Piste 1: Les objets, les choses, les outils, les ustensiles, les vêtements de la vie, du plaisir et du travail.

Piste 2: Les armes, les épées, les canons, les éperons et dans la suite desquels je mettrais l’argent, les écus et le bruit de lord.

Piste 3: Horloge, clocher, sonnette, cadran: toutes les déclinaisons de la cloche qui vont du grand campanile qui résonne au petit grelot qui tinte en passant par la bruyante sonnette pendue sous les portes cochères.

Piste 4: Les bruits des moyens de transport: les carrosses, les omnibus, les berlines où l’on entend chez Balzac et celui des chevaux et aussi, dans la foulée, chiens, poules, corbeaux et rossignols. Un bruyant bestiaire qui meule, qui aboie, qui hennit aux quatre coins de la Comédie humaine.

Piste 5: Appelons la topophonie. Maison, plancher, salle, voute, arcade, porte, fenêtre et escalier, soit toutes les vibrations du construit habitable que Balzac ne cesse de détailler, de relever, de noter, de narrer.

Piste 6: Les bruits de la nature, les sifflements, les grondements, les orages, le tonnerre.

Piste 7: Les mains et les pieds.

Piste 8: Les contrepoints sciemment creusée dans cette trame bruyante pour mieux en faire gouter les saillies, à savoir les silences.

Piste 9: Les bruits pulmoniques, c’est-à-dire tous les sons du corps humain : gémissement, battement, geignement, craquement, ronflement, baiser, soupir et autres râlements.

Piste 10: La dernière, la plus importante, celle qui était consacrée sans doute au son préféré de Balzac, celui de la voix humaine.»

Pierre Popovic

Mâow, Rrogntudjü, Hihihiaââr… «La symphonie Lagaffe» par André Franquin

«L’univers de Gaston Lagaffe est un univers extraordinairement sonore et bruyant. Le lecteur se met parfois à penser à la Symphonie Mécanique de Jean Mitry ou à la pantomime musicale du secrétaire tapant à la machine à écrire de Jerry Lewis, à ceci près que, lisant la bédé, le lecteur lit le bruit ou le son, mais ne l’entend pas, si ce n’est par une sourde impression intérieure qui serait à l’ouïe ce qu’est à l’odorat l’exemple bien connu de l’oeuf annoncé pourri par un comédien sur scène alors qu’il n’y en a absolument pas dans la scène de théâtre.

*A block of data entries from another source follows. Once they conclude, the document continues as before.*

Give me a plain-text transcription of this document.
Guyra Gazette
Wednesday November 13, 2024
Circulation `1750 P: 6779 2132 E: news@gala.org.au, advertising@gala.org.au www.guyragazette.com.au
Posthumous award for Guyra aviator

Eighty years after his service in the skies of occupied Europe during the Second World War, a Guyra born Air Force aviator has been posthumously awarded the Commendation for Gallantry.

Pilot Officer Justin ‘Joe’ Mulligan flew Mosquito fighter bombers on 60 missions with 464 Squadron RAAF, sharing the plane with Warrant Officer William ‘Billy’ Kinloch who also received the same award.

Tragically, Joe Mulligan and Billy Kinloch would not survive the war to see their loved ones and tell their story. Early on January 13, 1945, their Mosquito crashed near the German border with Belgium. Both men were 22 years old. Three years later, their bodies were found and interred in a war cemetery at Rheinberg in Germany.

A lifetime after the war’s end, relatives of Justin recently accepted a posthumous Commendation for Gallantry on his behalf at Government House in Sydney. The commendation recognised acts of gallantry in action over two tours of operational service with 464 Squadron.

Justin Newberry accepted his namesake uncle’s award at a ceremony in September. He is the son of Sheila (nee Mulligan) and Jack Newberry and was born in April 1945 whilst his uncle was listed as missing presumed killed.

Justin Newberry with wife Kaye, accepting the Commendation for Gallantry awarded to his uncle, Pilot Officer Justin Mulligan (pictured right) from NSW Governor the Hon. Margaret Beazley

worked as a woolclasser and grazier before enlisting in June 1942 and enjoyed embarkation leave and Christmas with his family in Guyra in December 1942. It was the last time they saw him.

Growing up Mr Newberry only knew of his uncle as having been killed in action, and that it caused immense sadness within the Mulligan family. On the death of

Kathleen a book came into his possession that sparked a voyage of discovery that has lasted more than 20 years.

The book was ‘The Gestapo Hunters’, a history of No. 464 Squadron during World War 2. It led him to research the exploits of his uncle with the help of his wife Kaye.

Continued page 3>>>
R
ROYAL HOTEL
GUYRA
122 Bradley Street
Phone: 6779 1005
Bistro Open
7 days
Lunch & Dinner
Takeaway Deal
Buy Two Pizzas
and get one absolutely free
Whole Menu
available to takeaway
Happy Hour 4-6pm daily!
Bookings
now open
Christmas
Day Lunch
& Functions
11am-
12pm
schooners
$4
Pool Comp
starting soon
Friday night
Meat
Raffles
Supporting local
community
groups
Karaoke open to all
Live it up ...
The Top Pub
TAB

Cela fait des sons de bande-dessinée l’équivalent d’un bruitage inaudible, mais néanmoins perçus par une oreille intérieure, et cela fait de la bande-dessinée, me semble-t-il, l’héritière paradoxalement présomptive, quoique tardive, du cinéma muet.»

Jean-François Chassay

Georges Perec: l’œil écoute

Dans cette communication, Jean-François Chassay s’intéresse à la question des sonorités écrites au sein du roman de George Perec La Disparition. Ce récit, écrit sans jamais avoir recours à la lettre «e», donne lieu à diverses réécritures aux sonorités distinctes.

Marie-Ève Fortin

Voyages bruyants en «hypermodernie». Le bruit-écran dans «Autour du monde» de Laurent Mauvignier

«Je souhaite explorer l’utilisation et la mise en texte des sons, et plus particulièrement des bruits, dans un roman contemporain publié en 2014 aux Éditions de Minuit par l’écrivain français Laurent Mauvignier et intitulé Autour du monde.»

Sylvain David

Un roman de l’auditeur: la trilogie punk d’Alain Cliche

«La trilogie de Cliche propose ce que l’on pourrait appeler un “roman de l’auditeur”.

Je vais m’intéresser à cette dynamique narrative selon quatre perspectives distinctes, mais complémentaires: le punk comme catalyseur existentiel, le punk comme fédérateur de communautés, le punk comme vision du monde ou idéologie et, enfin, le punk comme projet d’écriture.

Il s’agira chaque fois de se demander ce que peut la littérature face à un phénomène d’ordre essentiellement sonore.»

Bernabé Wesley

Du babil de l’enfance au Babel du français. «Éboueur sur échafaud» d’Abdel Hafed Benotman

«Ce que je vous présente aujourd’hui est la deuxième conférence que je fais sur ce projet de postdoctorat qui porte sur les sons dans le roman contemporain. Je vais vous parler d’Abdel Hafed Benotman, qui est un auteur peu connu mort en 2015, et je vais m’arrêter plus précisément sur un roman que l’on a déjà évoqué au CRIST à deux reprises: Éboueur sur échafaud.»